Nevertheless, there are penalties that come with being found guilty of the offence of price gouging in Bermuda. Under the Consumer Protection Act 1999, the penalty on summary conviction is six months in prison or a $10,000 fine or both, plus the Magistrate can also grant compensation.
While giving a reasonable synopsis of what price gouging in Bermuda can often be mistaken for above, our local retailer does admit that the practice is decidedly unacceptable during times of high societal stress.
“It is not a business practice that should take place at any time, especially during a time of crisis, when the community is in a panic or in distress.”

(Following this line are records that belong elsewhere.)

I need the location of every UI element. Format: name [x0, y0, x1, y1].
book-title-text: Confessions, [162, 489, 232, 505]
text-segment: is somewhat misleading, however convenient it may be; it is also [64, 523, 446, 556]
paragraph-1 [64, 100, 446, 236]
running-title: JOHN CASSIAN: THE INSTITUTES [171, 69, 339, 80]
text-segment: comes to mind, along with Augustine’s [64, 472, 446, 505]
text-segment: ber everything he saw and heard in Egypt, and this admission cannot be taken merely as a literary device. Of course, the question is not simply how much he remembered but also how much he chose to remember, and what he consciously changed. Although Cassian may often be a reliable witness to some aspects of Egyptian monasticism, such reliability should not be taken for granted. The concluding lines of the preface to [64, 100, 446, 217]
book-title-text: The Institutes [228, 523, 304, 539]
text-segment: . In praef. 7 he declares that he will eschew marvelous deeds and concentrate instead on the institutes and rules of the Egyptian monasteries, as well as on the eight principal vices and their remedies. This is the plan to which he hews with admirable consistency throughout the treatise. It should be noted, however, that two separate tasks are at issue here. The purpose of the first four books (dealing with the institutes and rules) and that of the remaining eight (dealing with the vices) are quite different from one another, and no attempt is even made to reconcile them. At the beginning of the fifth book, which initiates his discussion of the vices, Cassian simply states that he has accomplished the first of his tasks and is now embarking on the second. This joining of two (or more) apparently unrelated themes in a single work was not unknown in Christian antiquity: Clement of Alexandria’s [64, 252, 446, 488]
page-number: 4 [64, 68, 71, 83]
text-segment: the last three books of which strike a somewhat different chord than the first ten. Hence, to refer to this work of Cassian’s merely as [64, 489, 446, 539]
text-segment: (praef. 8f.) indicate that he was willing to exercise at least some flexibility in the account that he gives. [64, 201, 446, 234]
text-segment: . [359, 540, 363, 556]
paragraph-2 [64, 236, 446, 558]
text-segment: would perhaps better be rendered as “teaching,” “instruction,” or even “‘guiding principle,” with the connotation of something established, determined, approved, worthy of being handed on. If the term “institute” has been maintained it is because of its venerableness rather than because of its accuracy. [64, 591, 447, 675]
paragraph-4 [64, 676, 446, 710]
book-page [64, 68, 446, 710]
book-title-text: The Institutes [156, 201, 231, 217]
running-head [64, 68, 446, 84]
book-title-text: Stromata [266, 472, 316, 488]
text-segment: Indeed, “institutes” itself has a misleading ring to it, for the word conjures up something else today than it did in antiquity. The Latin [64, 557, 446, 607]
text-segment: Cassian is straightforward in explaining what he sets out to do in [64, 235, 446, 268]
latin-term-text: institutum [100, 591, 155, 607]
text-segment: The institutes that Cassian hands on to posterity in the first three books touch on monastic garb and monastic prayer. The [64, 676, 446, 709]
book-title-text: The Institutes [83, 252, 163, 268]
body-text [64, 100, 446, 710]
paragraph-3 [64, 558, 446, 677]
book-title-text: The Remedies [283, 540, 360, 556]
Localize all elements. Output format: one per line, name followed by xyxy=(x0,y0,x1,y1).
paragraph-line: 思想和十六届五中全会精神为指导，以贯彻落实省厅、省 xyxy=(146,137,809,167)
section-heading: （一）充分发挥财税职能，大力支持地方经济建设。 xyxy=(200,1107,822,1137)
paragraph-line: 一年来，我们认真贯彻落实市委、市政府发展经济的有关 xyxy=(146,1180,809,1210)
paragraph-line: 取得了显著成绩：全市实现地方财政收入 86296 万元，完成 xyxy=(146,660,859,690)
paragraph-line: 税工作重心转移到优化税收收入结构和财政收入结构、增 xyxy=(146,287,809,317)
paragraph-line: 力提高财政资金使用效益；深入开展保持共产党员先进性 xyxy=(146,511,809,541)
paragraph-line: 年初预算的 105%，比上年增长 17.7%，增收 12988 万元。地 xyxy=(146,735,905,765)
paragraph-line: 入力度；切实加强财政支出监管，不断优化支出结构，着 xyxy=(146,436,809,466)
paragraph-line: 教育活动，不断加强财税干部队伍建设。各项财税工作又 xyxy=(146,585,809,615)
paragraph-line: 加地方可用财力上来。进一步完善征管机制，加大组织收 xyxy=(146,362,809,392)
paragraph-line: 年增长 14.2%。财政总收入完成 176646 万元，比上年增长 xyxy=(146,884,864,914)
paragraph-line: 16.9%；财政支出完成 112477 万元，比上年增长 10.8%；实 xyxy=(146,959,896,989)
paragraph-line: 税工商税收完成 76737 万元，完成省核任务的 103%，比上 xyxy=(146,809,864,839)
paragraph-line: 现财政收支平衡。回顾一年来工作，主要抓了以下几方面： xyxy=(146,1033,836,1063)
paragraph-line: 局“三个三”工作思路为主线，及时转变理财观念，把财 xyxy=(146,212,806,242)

Describing their own experiences with price gouging locally, our retailer discloses, “I have heard of stories where tarpaulin and plywood prices have doubled (and tripled!) when the regular, go-to suppliers have exhausted their supplies. Typically, these are independent, here today, gone tomorrow, operations.”
This illustrates another way price gouging gets around the laws of the land. Typically, it will be difficult for established suppliers and retailers to get around governmental regulations, but quick pop-ups that can meet demands in times of need, but don’t necessarily have an established, regulated existence outside of times when demand is high, can name their price.
It’s a difficult question. Obviously, the best way to protect yourself from paying exorbitant prices for necessary supplies before or after a hurricane is to stick with established, regulated retail or wholesale outlets. But when they run out of what you need the actual need doesn’t just go away, does it?
So, you get desperate and buy a litre of hand-sanitizer for $95, or a four-pack of batteries for $25, or whatever tarpaulin and plywood you need for exponentially more than you’d pay otherwise. Supply. Demand.
The laws of economics don’t acknowledge price gouging, and living in Bermuda complicates the thing even further. Our local retailer relates another story:
“I read stories of what individuals refer to as price gouging, but it generally appears that they do not have a complete sense and understanding of the economic chain and what leads to the final price to the consumer. It is very easy to scan an item and say, ‘See, it’s only $19.99 online, or in a big box overseas retailer.’ But how does that $19.99 product end up on a shelf here? It needs to come a long way, with many costs attached before the Bermuda consumer can pay for it. We are in the middle of nowhere, with limited resources available locally.”
As the saying goes, it costs to live in paradise!